Nichols tem sempre muito cuidado ao escolher seus atores. Para o trio principal deste, só tiros certeiros. Tom Hanks, Julia Roberts e Philip Seymor Hoffman estão bastante à vontade nos papéis do congressista, da socialite e do espião que o ajudaram, respectivamente. Com diálogos bem trabalhados, a fita mostra o verdadeiro submundo que é o poder dos Estados Unidos visto por dentro, em que manipulações e favores valem ouro. Nas mãos de atores do porte daqueles três, temos um pequeno espetáculo na grande tela.

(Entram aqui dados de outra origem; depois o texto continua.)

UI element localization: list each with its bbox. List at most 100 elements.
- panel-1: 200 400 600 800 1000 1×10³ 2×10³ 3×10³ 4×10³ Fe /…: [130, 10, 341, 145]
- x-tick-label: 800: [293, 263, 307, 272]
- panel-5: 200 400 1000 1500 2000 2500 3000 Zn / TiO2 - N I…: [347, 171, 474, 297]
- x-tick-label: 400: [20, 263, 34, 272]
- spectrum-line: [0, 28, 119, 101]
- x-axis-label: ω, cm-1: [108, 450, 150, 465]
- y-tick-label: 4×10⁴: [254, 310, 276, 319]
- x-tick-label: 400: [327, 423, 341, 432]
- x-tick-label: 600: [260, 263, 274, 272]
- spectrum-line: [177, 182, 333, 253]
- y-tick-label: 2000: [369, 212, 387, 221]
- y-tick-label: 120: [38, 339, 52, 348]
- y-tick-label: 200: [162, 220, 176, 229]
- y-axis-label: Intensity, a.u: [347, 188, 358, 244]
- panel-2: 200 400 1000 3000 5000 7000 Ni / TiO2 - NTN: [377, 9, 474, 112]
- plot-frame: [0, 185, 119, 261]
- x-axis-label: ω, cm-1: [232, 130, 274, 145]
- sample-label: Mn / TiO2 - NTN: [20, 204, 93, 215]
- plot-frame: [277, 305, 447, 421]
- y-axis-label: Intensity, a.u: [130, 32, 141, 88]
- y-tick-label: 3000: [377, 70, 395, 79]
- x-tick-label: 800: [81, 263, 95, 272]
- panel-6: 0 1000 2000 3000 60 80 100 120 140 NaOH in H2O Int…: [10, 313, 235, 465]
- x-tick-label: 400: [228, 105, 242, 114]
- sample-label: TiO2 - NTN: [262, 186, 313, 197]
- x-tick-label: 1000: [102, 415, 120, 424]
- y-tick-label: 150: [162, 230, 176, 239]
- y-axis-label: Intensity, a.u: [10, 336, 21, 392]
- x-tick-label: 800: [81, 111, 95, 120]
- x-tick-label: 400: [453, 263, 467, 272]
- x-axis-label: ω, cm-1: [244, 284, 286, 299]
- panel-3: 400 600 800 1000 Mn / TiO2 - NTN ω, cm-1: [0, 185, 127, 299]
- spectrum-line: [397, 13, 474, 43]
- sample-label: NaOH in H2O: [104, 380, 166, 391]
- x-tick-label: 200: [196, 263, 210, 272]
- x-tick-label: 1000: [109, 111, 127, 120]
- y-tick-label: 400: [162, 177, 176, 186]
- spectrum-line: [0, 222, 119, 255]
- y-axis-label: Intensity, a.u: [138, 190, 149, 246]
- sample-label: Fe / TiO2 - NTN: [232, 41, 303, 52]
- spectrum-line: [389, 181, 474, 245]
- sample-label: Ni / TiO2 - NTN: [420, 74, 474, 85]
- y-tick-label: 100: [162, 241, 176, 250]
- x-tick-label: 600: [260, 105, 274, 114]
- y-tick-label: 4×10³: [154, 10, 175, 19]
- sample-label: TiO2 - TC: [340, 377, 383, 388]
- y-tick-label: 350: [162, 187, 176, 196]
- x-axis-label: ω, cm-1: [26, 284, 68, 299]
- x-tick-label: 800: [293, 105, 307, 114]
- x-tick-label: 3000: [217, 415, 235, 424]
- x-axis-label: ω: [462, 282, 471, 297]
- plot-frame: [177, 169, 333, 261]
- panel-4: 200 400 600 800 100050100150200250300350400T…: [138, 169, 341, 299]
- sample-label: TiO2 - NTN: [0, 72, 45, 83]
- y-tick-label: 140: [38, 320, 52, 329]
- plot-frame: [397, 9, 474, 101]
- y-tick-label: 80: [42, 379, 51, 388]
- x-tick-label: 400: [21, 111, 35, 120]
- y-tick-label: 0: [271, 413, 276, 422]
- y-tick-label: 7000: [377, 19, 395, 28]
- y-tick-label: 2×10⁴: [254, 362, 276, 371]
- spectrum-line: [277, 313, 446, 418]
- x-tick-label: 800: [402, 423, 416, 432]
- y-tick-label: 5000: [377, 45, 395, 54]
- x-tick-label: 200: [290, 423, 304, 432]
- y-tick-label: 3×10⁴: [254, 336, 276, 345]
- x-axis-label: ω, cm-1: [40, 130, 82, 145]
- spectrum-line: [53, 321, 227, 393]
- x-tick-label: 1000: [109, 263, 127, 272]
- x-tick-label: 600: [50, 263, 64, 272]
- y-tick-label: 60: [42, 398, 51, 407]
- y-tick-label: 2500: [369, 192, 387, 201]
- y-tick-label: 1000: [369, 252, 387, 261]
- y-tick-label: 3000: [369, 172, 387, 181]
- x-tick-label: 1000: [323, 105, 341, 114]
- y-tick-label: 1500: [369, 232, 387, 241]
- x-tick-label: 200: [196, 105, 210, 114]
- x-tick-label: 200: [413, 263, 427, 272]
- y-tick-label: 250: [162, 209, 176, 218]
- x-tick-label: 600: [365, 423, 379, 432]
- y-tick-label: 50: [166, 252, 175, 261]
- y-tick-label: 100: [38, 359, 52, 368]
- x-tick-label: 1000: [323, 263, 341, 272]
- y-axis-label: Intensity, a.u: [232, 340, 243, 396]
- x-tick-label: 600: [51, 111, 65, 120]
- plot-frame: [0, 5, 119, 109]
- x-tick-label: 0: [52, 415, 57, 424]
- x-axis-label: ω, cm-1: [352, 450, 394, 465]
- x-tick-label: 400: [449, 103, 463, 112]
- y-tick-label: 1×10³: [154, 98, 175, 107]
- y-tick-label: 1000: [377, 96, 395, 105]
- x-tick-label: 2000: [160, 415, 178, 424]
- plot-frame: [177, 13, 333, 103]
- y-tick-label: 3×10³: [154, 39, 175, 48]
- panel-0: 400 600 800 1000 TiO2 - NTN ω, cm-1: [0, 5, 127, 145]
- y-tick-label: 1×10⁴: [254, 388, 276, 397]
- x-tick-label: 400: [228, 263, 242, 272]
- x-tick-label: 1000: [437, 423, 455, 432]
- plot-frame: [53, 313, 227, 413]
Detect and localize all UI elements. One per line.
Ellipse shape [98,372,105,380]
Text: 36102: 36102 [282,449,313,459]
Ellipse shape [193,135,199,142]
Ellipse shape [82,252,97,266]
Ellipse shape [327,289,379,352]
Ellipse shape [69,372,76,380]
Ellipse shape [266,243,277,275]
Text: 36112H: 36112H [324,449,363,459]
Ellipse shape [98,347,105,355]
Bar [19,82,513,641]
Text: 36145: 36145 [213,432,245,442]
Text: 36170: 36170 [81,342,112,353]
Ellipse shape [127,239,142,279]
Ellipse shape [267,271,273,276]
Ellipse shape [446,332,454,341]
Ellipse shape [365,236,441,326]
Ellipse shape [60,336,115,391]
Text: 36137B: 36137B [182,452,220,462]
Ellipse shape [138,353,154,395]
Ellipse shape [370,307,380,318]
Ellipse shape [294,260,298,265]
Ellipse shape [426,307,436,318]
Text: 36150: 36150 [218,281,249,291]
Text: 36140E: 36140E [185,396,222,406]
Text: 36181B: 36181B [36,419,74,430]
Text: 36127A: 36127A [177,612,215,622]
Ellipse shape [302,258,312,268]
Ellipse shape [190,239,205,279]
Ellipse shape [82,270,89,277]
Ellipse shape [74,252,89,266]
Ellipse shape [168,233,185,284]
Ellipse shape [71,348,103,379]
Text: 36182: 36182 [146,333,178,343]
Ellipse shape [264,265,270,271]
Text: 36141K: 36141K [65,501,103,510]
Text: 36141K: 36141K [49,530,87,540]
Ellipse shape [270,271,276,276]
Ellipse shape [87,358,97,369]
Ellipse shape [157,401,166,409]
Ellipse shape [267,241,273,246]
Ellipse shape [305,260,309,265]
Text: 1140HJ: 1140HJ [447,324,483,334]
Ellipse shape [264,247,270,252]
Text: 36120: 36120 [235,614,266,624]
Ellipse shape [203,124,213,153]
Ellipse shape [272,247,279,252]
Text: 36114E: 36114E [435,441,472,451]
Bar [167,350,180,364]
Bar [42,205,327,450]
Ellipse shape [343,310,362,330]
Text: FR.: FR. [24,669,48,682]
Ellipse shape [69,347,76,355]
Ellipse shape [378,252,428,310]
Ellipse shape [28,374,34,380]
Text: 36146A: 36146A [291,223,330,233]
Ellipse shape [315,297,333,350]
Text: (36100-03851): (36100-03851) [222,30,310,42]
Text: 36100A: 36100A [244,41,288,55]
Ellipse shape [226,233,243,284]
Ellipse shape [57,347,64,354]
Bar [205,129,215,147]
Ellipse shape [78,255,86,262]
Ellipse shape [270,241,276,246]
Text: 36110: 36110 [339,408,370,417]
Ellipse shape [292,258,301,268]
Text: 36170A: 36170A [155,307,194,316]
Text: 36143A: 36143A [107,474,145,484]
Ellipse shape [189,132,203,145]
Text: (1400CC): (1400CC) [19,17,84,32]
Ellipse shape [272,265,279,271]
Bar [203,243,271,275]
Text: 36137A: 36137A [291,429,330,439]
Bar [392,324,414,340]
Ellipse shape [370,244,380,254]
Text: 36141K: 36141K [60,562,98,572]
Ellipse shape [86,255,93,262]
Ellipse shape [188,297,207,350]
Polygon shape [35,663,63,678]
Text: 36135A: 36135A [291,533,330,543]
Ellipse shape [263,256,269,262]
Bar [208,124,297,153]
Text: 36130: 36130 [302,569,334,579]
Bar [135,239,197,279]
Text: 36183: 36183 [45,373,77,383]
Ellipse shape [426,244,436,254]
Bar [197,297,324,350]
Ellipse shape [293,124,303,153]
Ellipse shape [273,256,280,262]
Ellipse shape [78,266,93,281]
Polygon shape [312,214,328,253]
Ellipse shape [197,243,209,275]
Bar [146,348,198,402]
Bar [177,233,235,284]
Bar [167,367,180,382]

E também nas mãos de um diretor experiente. Dos hit dos anos 80 Uma Secretária de Futuro a Gaiola das Loucas, passando pelo quase terror Lobo e pelo eterno A Primeira Noite de Um Homem, Nichols já passeou por diversos estilos, e também por diversos bons atores. Ele sabe o que faz. Mesmo Jogos do Poder não sendo um filme maravilhoso, é bom o suficiente para nos divertir, acima de toda a revolta com a sujeira que vemos varrida para baixo dos tapetes do poder. Vale prestar atenção à história que o espião Gust conta quase no final, sobre o garoto e o mestre zen. Os Estados Unidos armaram e treinaram o Afeganistão, e assim conseguiram a primeira derrota da União Soviética. Bom para eles, não? "Veremos", diria o mestre zen. Em tempo: com as armas e o treinamento norte-americanos, a fundamentalista Al-Qaeda foi formada.

Um comentário:

Bruno disse...

Assisti esse ontem (09/03).
Achei muito bom mesmo, principalmente o Philip Seymor que vem me surpreendendo a cada dia com suas interpretações. Porém não me espantei quando boa parte dos 20 que estavam na sala saíram antes mesmo da metade do filme. Por tratar de um assunto "desconhecido" da maioria dos brasileiros, o filme se torna confuso e chato. Mais um sinal que essa próxima geração do Brasil está fadada a ignorância e debilidade cultural.